Mubarak tells Netanyahu to stop illegal settlements 14Sep09 September 15, 2009
Egyptian President tells hardline Israeli PM to stop ‘dangerous’ attempts to judaise Jerusalem.
Middle East Online - 14 September 2009
CAIRO – Egypt’s President Hosni Mubarak called on Israel to halt “all settlement activity” and warned of the dangers it posed in occupied Jerusalem, in talks with hardline Israeli Prime Minister Benjamin Netanyahu in Cairo on Sunday.
Mubarak “called on Israel to stop all settlement activity, including ‘natural growth’ settlements,” presidential spokesman Suleiman Awad said amid renewed US-driven efforts to kick-start the stalled Middle East peace process.
The president “also urged (Israel) to stop attempts to judaise Jerusalem, warning of the dangerous consequences to peace efforts and highlighting the sensitivity of the Jerusalem issue to the Arab and Islamic worlds,” Awad said.
Netanyahu met Mubarak over “iftar,” the meal ending the dawn-to-dusk fast during the Muslim holy month of Ramadan that was also attended by Egypt’s intelligence supremo Omar Suleiman, before returning to occupied Jerusalem.
His brief visit came amid a renewed diplomatic push for peace as US Middle East envoy George Mitchell visited Israel.

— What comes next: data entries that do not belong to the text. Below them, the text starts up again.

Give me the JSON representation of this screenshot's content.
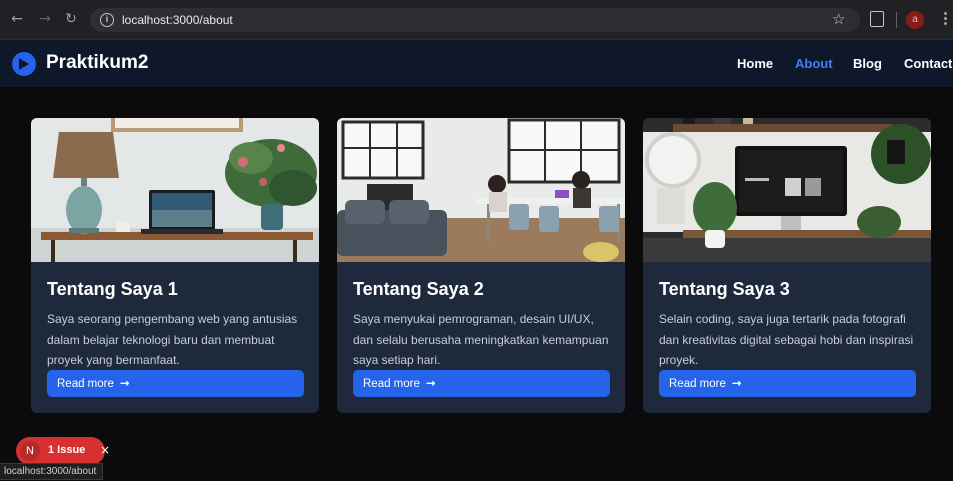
{
  "browser": {
    "url": "localhost:3000/about",
    "back_icon": "←",
    "forward_icon": "→",
    "reload_icon": "↻",
    "star_icon": "☆",
    "profile_initial": "a",
    "menu_icon": "⋮"
  },
  "site": {
    "brand": "Praktikum2",
    "nav": [
      {
        "label": "Home"
      },
      {
        "label": "About"
      },
      {
        "label": "Blog"
      },
      {
        "label": "Contact"
      }
    ],
    "active_nav": "About"
  },
  "cards": [
    {
      "title": "Tentang Saya 1",
      "text": "Saya seorang pengembang web yang antusias dalam belajar teknologi baru dan membuat proyek yang bermanfaat.",
      "button": "Read more",
      "arrow": "→"
    },
    {
      "title": "Tentang Saya 2",
      "text": "Saya menyukai pemrograman, desain UI/UX, dan selalu berusaha meningkatkan kemampuan saya setiap hari.",
      "button": "Read more",
      "arrow": "→"
    },
    {
      "title": "Tentang Saya 3",
      "text": "Selain coding, saya juga tertarik pada fotografi dan kreativitas digital sebagai hobi dan inspirasi proyek.",
      "button": "Read more",
      "arrow": "→"
    }
  ],
  "dev_overlay": {
    "badge_letter": "N",
    "issues_label": "1 Issue",
    "close": "×"
  },
  "status_bar": "localhost:3000/about",
  "colors": {
    "accent": "#2563eb",
    "active_link": "#3b82f6",
    "header_bg": "#0f172a",
    "card_bg": "#1e293b",
    "issue_red": "#d63031"
  }
}
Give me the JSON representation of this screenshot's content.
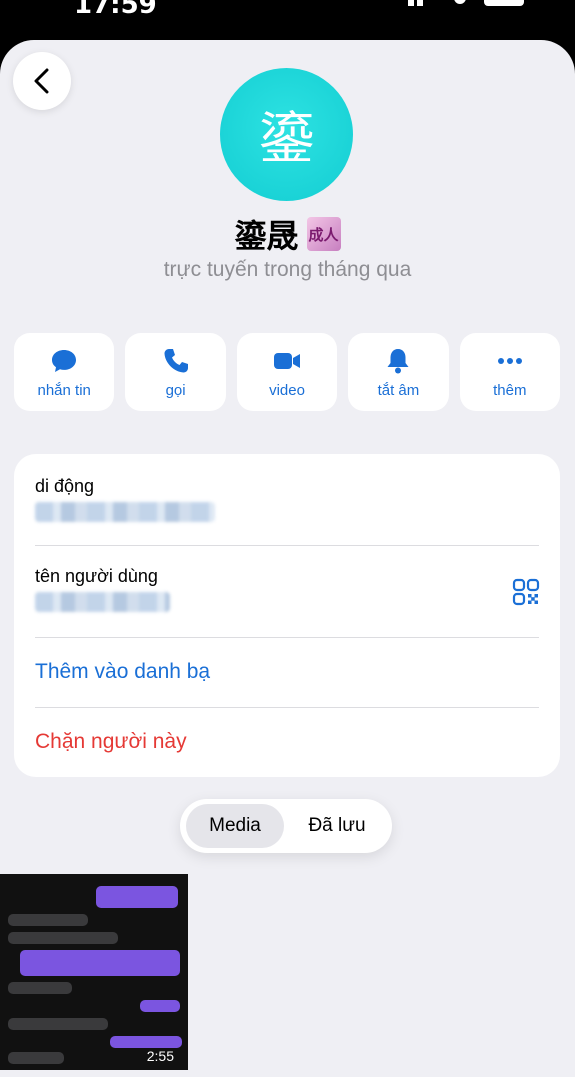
{
  "status_bar": {
    "time": "17:59"
  },
  "profile": {
    "avatar_char": "鎏",
    "name": "鎏晟",
    "badge_text": "成人",
    "status": "trực tuyến trong tháng qua"
  },
  "actions": [
    {
      "label": "nhắn tin",
      "icon": "message-icon"
    },
    {
      "label": "gọi",
      "icon": "phone-icon"
    },
    {
      "label": "video",
      "icon": "video-icon"
    },
    {
      "label": "tắt âm",
      "icon": "bell-icon"
    },
    {
      "label": "thêm",
      "icon": "more-icon"
    }
  ],
  "info": {
    "mobile_label": "di động",
    "username_label": "tên người dùng",
    "add_contact": "Thêm vào danh bạ",
    "block": "Chặn người này"
  },
  "tabs": {
    "media": "Media",
    "saved": "Đã lưu"
  },
  "media": {
    "duration": "2:55"
  },
  "colors": {
    "accent": "#1a6fd6",
    "danger": "#e53935",
    "avatar": "#13cdd2"
  }
}
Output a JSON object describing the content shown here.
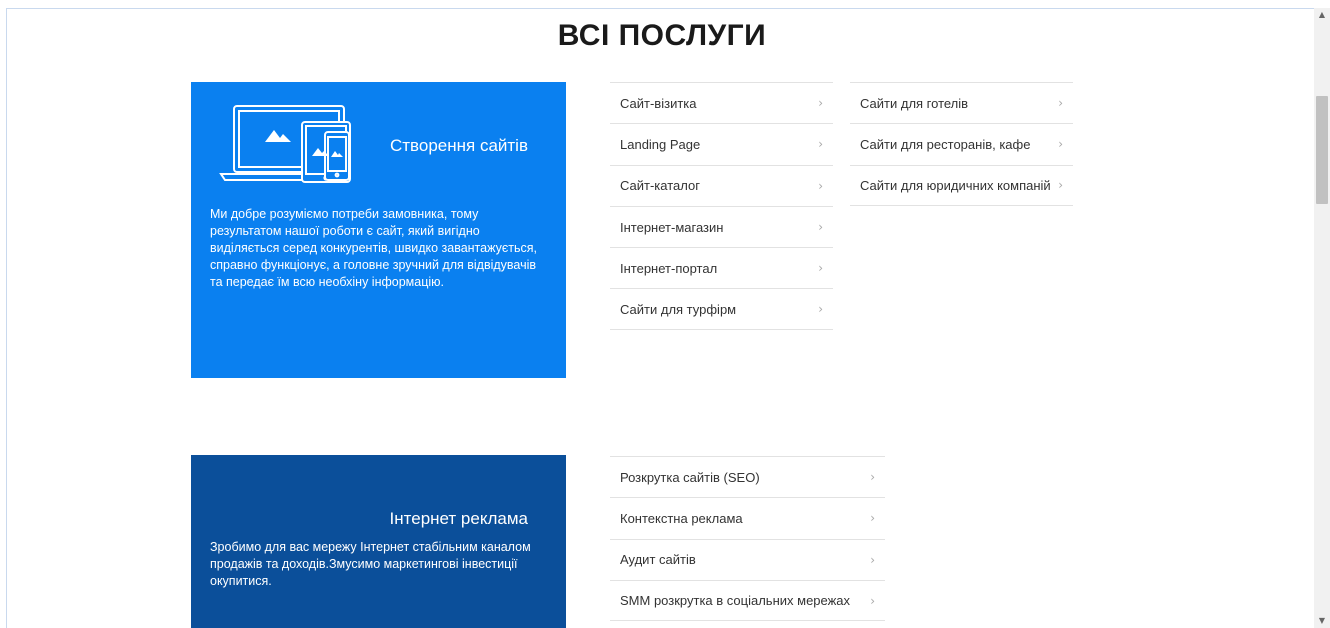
{
  "page": {
    "title": "ВСІ ПОСЛУГИ"
  },
  "sections": [
    {
      "title": "Створення сайтів",
      "description": "Ми добре розуміємо потреби замовника, тому результатом нашої роботи є сайт, який вигідно виділяється серед конкурентів, швидко завантажується, справно функціонує, а головне зручний для відвідувачів та передає їм всю необхіну інформацію.",
      "icon": "devices-icon",
      "color": "#0a80f0",
      "lists": [
        [
          "Сайт-візитка",
          "Landing Page",
          "Сайт-каталог",
          "Інтернет-магазин",
          "Інтернет-портал",
          "Сайти для турфірм"
        ],
        [
          "Сайти для готелів",
          "Сайти для ресторанів, кафе",
          "Сайти для юридичних компаній"
        ]
      ]
    },
    {
      "title": "Інтернет реклама",
      "description": "Зробимо для вас мережу Інтернет стабільним каналом продажів та доходів.Змусимо маркетингові інвестиції окупитися.",
      "color": "#0b4f9a",
      "lists": [
        [
          "Розкрутка сайтів (SEO)",
          "Контекстна реклама",
          "Аудит сайтів",
          "SMM розкрутка в соціальних мережах"
        ]
      ]
    }
  ],
  "chevron": "›",
  "scrollbar": {
    "up": "▲",
    "down": "▼"
  }
}
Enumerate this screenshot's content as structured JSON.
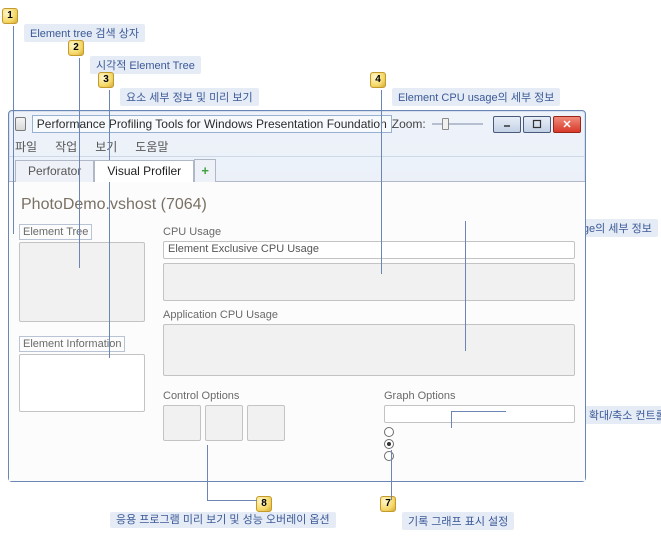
{
  "window": {
    "title": "Performance Profiling Tools for Windows Presentation Foundation",
    "zoom_label": "Zoom:"
  },
  "menu": {
    "m0": "파일",
    "m1": "작업",
    "m2": "보기",
    "m3": "도움말"
  },
  "tabs": {
    "t0": "Perforator",
    "t1": "Visual Profiler"
  },
  "process_title": "PhotoDemo.vshost (7064)",
  "left": {
    "tree_label": "Element Tree",
    "info_label": "Element Information"
  },
  "right": {
    "cpu_label": "CPU Usage",
    "elem_excl_label": "Element Exclusive CPU Usage",
    "app_cpu_label": "Application CPU Usage",
    "control_opts_label": "Control Options",
    "graph_opts_label": "Graph Options"
  },
  "callouts": {
    "c1": "Element tree 검색 상자",
    "c2": "시각적 Element Tree",
    "c3": "요소 세부 정보 및 미리 보기",
    "c4": "Element CPU usage의 세부 정보",
    "c5": "Application CPU usage의 세부 정보",
    "c6": "캡처된 데이터 확대/축소 컨트롤",
    "c7": "기록 그래프 표시 설정",
    "c8": "응용 프로그램 미리 보기 및 성능 오버레이 옵션"
  }
}
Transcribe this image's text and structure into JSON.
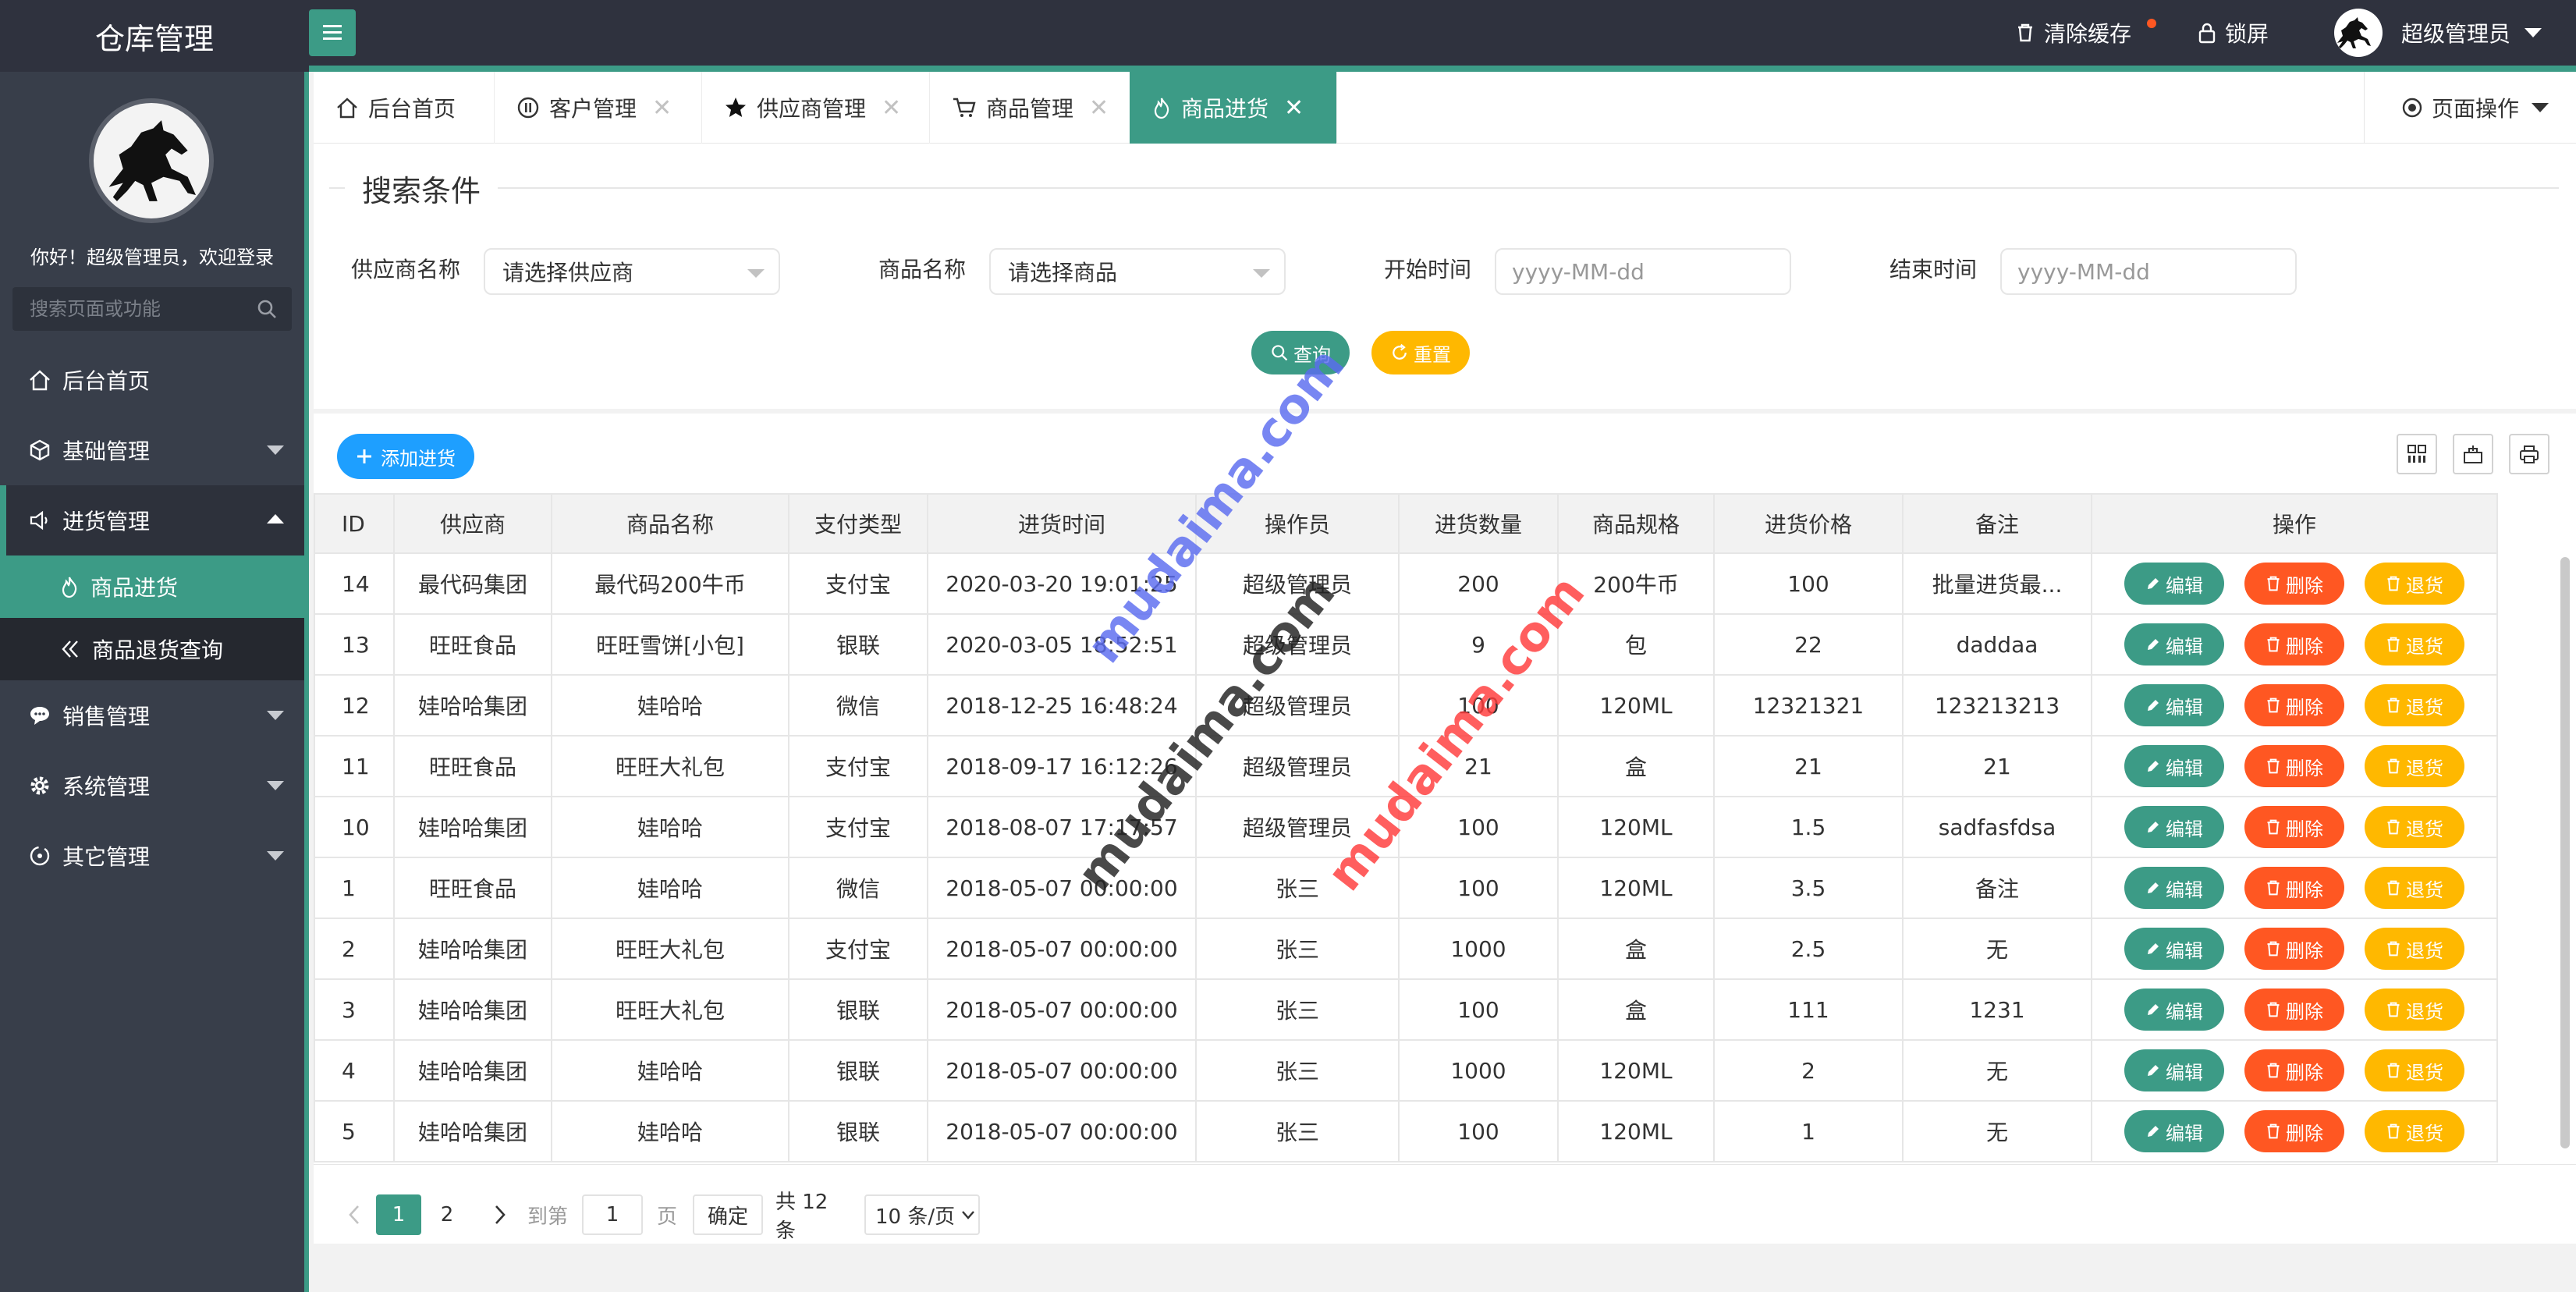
{
  "app": {
    "title": "仓库管理",
    "accent_color": "#3c9b86"
  },
  "header": {
    "clear_cache": "清除缓存",
    "lock_screen": "锁屏",
    "user_name": "超级管理员"
  },
  "sidebar": {
    "welcome": "你好！超级管理员，欢迎登录",
    "search_placeholder": "搜索页面或功能",
    "items": [
      {
        "label": "后台首页",
        "icon": "home-icon"
      },
      {
        "label": "基础管理",
        "icon": "cube-icon"
      },
      {
        "label": "进货管理",
        "icon": "volume-icon"
      },
      {
        "label": "销售管理",
        "icon": "chat-icon"
      },
      {
        "label": "系统管理",
        "icon": "gear-icon"
      },
      {
        "label": "其它管理",
        "icon": "circle-icon"
      }
    ],
    "sub_items": [
      {
        "label": "商品进货",
        "icon": "fire-icon"
      },
      {
        "label": "商品退货查询",
        "icon": "double-chevron-left-icon"
      }
    ]
  },
  "tabs": [
    {
      "label": "后台首页"
    },
    {
      "label": "客户管理"
    },
    {
      "label": "供应商管理"
    },
    {
      "label": "商品管理"
    },
    {
      "label": "商品进货"
    }
  ],
  "page_ops": "页面操作",
  "search": {
    "legend": "搜索条件",
    "supplier_label": "供应商名称",
    "supplier_value": "请选择供应商",
    "goods_label": "商品名称",
    "goods_value": "请选择商品",
    "start_label": "开始时间",
    "start_placeholder": "yyyy-MM-dd",
    "end_label": "结束时间",
    "end_placeholder": "yyyy-MM-dd",
    "query_btn": "查询",
    "reset_btn": "重置"
  },
  "toolbar": {
    "add_btn": "添加进货"
  },
  "table": {
    "columns": [
      "ID",
      "供应商",
      "商品名称",
      "支付类型",
      "进货时间",
      "操作员",
      "进货数量",
      "商品规格",
      "进货价格",
      "备注",
      "操作"
    ],
    "row_buttons": {
      "edit": "编辑",
      "delete": "删除",
      "return": "退货"
    },
    "rows": [
      [
        "14",
        "最代码集团",
        "最代码200牛币",
        "支付宝",
        "2020-03-20 19:01:25",
        "超级管理员",
        "200",
        "200牛币",
        "100",
        "批量进货最..."
      ],
      [
        "13",
        "旺旺食品",
        "旺旺雪饼[小包]",
        "银联",
        "2020-03-05 18:52:51",
        "超级管理员",
        "9",
        "包",
        "22",
        "daddaa"
      ],
      [
        "12",
        "娃哈哈集团",
        "娃哈哈",
        "微信",
        "2018-12-25 16:48:24",
        "超级管理员",
        "100",
        "120ML",
        "12321321",
        "123213213"
      ],
      [
        "11",
        "旺旺食品",
        "旺旺大礼包",
        "支付宝",
        "2018-09-17 16:12:26",
        "超级管理员",
        "21",
        "盒",
        "21",
        "21"
      ],
      [
        "10",
        "娃哈哈集团",
        "娃哈哈",
        "支付宝",
        "2018-08-07 17:17:57",
        "超级管理员",
        "100",
        "120ML",
        "1.5",
        "sadfasfdsa"
      ],
      [
        "1",
        "旺旺食品",
        "娃哈哈",
        "微信",
        "2018-05-07 00:00:00",
        "张三",
        "100",
        "120ML",
        "3.5",
        "备注"
      ],
      [
        "2",
        "娃哈哈集团",
        "旺旺大礼包",
        "支付宝",
        "2018-05-07 00:00:00",
        "张三",
        "1000",
        "盒",
        "2.5",
        "无"
      ],
      [
        "3",
        "娃哈哈集团",
        "旺旺大礼包",
        "银联",
        "2018-05-07 00:00:00",
        "张三",
        "100",
        "盒",
        "111",
        "1231"
      ],
      [
        "4",
        "娃哈哈集团",
        "娃哈哈",
        "银联",
        "2018-05-07 00:00:00",
        "张三",
        "1000",
        "120ML",
        "2",
        "无"
      ],
      [
        "5",
        "娃哈哈集团",
        "娃哈哈",
        "银联",
        "2018-05-07 00:00:00",
        "张三",
        "100",
        "120ML",
        "1",
        "无"
      ]
    ]
  },
  "pagination": {
    "current": "1",
    "page2": "2",
    "goto_label": "到第",
    "goto_value": "1",
    "page_unit": "页",
    "confirm": "确定",
    "total": "共 12 条",
    "page_size": "10 条/页"
  },
  "watermarks": [
    "mudaima.com",
    "mudaima.com",
    "mudaima.com"
  ]
}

Mubarak “called for negotiations on the final borders of a Palestinian state which would pave the way for an agreement on all final status issues, within a defined time frame,” Awad said.
Both sides remain deeply divided on the most sensitive issues of their decades-old conflict — final borders, the status of Jerusalem and the fate of Palestinian refugees and illegal Jewish settlements.
Egypt and the United States hope to see a resumption of negotiations between Israel and the Palestinians, suspended since the Israeli destruction of the Gaza Strip at the turn of the year.
Washington has sought to fast-track a peace process that would lead to the creation of a Palestinian state alongside Israel.
Earlier this month, Netanyahu authorised the construction of 455 new homes in settlements in the occupied West Bank.
Washington criticised the move as “inconsistent” with the peace process, but has also said it does not consider a settlement freeze a condition for revived peace talks.
Egypt has been Israel’s main Arab interlocutor since the two signed a peace treaty in 1979, but they remain at odds over the peace process.
All Jewish settlements are illegal under international law because they are built on Arab land (mainly Palestinian), illegally occupied by Israel.
Around illegal 200,000 Jewish settlers are estimated to have moved into the dozen or so Israeli settlements in Palestinian East Jerusalem.
There are about 300,000 more illegal Jewish settlers currently living in settlements the Palestinian West Bank.
The settlers adhere to radical ideologies and are extremely violent to almost-defenceless Palestinians.
Under international law, neither East nor West Jerusalem is considered Israel’s capital. Tel Aviv is recognised as Israel’s capital, pending a negotiated settlement with the Palestinians.
East Jerusalem is considered by the international community to be illegally occupied by Israel, in contravention of several binding UN Security Council Resolutions.
In these resolutions, the United Nations Security Council has also called for no measures to be taken to change the status of Jerusalem until a final settlement is reached between the sides.
Declaring Jerusalem as Israel’s capital is an attempt to change this status, and is thus a violation of these Security Council resolutions.